金沢市内線という単語が登場しました。かつては、福井市や富山市と同様に、中心街へ向かう鉄道・軌道が存在していた訳です。これが廃止されたことで、野町駅は孤立したようなターミナルとなったのでした(この点も熊本電気鉄道の藤崎宮前駅と似ています)。ちなみに、1944年までは松金線の起点駅でもありました。
暗い写真になってしまいましたが、駅の待合室です。時刻表と出発案内があり、その下に改札口がありますが、列車別改札ですので、列車が入ってこないとホームに入ることができません。
現在は野町から鶴来までの路線となっている石川線ですが、2009年10月末日まではさらに先、有名な白山比咩神社の最寄り駅である加賀一の宮まで伸びていました。また、1980年9月までは鶴来から新寺井までの能美線が営業しており、野町から新寺井までの直通運転も行われていました。1987年4月までは加賀一の宮から白山下までの金名線があり、やはり野町から白山下まで直通運転が行われていました(但し、金名線は1984年12月中旬から営業を休止しています)。
野町行きの電車が到着しました。折り返しの鶴来行きとなります。土曜日の9時台ですが、予想よりお客は多く、通勤・通学線として機能しているようです。ただ、20代から50代までの男性の客はあまりいません。各地のローカル線に共通している点でしょう。
私にとっては見慣れた、懐かしい電車でした。東急の初代7000系です。日比谷線乗り入れ用として東横線に登場した、日本最初のオールステンレスカーです。一時期は東横線の急行と言えばこの7000系でした。また、田園都市線の溝の口~長津田が開業した時の祝賀列車にも使われています。長らく東横線、田園都市線、大井町線で運用されており、晩年に目蒲線でも運用されたので、結局、新玉川線(現在の田園都市線渋谷~二子玉川)と池上線を除く全鉄道線で運行されました。現在は、一部がVVVF化されて池上線と東急多摩川線で7700系として運行されている他、弘南鉄道、福島交通、秩父鉄道、北陸鉄道、水間鉄道、東急車輌に譲渡されました。また、伊豆急行線で走ったこともあります(小田急線でも試験走行をしました)。秩父鉄道に譲渡された分は早々に廃車されましたが、他の会社では現在も活躍しています。

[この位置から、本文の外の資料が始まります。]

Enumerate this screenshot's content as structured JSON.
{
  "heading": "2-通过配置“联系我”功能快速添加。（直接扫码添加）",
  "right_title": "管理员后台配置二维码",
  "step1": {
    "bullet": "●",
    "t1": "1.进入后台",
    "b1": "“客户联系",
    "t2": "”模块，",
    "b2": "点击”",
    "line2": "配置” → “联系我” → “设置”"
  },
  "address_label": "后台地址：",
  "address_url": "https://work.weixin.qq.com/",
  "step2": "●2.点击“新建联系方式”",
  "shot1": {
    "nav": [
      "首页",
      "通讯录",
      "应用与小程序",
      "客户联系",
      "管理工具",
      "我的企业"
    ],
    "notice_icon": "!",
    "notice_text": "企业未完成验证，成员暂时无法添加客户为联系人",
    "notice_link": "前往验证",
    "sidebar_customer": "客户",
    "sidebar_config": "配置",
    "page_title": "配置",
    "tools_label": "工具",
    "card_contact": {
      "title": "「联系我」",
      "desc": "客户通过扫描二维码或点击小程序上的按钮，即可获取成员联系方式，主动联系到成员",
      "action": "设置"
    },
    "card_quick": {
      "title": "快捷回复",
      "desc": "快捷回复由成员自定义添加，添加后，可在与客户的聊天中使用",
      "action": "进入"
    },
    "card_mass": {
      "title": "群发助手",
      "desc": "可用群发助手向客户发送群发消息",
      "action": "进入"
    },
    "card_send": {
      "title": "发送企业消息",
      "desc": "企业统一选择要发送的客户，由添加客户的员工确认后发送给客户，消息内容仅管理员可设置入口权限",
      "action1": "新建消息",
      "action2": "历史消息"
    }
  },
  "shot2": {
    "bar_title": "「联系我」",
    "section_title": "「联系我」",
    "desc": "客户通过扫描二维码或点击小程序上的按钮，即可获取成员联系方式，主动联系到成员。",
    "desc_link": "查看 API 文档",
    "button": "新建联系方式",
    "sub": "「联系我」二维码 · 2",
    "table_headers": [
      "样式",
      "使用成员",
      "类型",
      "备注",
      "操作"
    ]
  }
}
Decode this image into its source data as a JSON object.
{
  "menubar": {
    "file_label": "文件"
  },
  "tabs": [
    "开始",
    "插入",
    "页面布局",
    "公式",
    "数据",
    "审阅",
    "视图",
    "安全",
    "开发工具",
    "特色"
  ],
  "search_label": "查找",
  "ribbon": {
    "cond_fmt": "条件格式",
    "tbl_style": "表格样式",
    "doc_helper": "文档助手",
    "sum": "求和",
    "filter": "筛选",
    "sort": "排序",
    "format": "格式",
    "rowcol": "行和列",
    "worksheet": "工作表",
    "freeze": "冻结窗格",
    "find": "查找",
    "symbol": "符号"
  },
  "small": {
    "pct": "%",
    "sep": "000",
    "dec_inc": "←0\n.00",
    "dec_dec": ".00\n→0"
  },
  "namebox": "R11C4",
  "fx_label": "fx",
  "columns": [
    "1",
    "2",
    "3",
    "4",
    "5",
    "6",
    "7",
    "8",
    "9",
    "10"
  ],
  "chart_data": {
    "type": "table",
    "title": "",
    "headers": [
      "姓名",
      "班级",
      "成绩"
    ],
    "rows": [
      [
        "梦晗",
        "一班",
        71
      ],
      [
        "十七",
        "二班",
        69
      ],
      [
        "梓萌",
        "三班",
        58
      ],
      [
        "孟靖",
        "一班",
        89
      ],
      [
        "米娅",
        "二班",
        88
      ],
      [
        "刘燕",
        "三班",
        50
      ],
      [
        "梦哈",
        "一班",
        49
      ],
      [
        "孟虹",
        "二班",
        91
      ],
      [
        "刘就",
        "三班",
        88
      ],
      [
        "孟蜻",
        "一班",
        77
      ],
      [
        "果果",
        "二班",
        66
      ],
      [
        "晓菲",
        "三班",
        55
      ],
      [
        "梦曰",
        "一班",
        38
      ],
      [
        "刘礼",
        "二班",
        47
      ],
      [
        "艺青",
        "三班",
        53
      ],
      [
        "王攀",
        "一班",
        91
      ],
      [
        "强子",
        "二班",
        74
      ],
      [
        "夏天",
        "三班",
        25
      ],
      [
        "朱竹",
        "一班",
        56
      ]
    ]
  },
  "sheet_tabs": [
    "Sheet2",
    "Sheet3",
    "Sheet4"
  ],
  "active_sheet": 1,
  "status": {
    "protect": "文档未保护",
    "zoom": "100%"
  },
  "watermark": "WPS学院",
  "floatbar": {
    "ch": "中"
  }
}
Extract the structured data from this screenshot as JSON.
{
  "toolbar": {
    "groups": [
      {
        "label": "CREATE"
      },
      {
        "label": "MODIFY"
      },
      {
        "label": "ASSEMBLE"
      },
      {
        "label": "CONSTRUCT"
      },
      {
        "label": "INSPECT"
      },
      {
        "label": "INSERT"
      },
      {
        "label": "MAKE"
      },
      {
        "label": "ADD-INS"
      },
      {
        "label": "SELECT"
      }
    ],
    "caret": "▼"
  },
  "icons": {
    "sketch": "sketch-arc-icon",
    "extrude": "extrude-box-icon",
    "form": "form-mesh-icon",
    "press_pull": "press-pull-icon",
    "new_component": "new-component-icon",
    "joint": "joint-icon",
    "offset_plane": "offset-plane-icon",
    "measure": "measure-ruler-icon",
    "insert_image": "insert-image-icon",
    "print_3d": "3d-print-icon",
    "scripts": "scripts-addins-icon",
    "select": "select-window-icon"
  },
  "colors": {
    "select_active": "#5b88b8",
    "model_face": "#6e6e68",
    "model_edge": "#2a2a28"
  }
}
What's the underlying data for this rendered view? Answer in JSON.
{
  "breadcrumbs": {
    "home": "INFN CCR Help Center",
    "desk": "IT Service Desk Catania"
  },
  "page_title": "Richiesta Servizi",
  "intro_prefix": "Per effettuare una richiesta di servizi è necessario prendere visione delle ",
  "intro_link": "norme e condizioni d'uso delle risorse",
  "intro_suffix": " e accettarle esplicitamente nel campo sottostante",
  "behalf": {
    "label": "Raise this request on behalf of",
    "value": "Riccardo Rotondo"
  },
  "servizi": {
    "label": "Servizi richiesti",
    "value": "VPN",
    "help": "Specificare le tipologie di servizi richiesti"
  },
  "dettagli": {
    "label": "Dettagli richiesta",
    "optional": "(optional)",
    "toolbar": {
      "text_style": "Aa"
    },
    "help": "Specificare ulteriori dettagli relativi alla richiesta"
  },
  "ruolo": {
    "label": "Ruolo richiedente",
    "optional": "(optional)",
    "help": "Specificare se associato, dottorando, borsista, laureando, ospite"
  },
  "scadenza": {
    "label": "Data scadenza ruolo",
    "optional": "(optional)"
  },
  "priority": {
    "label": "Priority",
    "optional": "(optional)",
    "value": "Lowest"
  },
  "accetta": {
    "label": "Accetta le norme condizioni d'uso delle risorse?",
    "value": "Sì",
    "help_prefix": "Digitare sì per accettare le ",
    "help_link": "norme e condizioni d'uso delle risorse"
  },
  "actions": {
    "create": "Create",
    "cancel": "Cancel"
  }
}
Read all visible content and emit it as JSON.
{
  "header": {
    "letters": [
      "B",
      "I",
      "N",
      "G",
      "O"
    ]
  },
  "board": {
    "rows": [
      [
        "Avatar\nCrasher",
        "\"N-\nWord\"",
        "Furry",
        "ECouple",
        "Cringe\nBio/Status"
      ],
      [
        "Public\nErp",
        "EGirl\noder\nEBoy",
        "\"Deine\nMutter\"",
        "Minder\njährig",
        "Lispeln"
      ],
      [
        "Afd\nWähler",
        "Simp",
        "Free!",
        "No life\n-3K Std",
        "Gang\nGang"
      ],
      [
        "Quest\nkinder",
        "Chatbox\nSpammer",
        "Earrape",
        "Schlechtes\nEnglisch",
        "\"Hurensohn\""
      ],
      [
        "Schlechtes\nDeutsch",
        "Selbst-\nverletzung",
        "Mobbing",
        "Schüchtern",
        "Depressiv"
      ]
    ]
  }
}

発車時刻が近づいています。電車に乗り込み、運転台を撮影してみました。元は東急の初代7000系ですが、下回りなどはかなり改造されており、モーター音などは7000系というより旧国鉄の101系か103系のように感じられました。初代7000系と言えば、他にパイオニアⅢ型台車が大きな特徴ですが、これも北陸鉄道では使われていません。運転台でも、目立つところでは左側のマスコン(マスターコントローラー)が取り替えられています。東急時代はデッドマン装置付きのマスコンでしたが、北陸鉄道に移る際に元東急3450形のマスコンが取り付けられました。
鶴来行きの電車の車内には、あまり客が乗っていません。とくに後の車両の場合、途中の駅では扉が開かないため、終点まで乗っていた客は、外国人の親子連れ3人、妻、そして私の5人でした。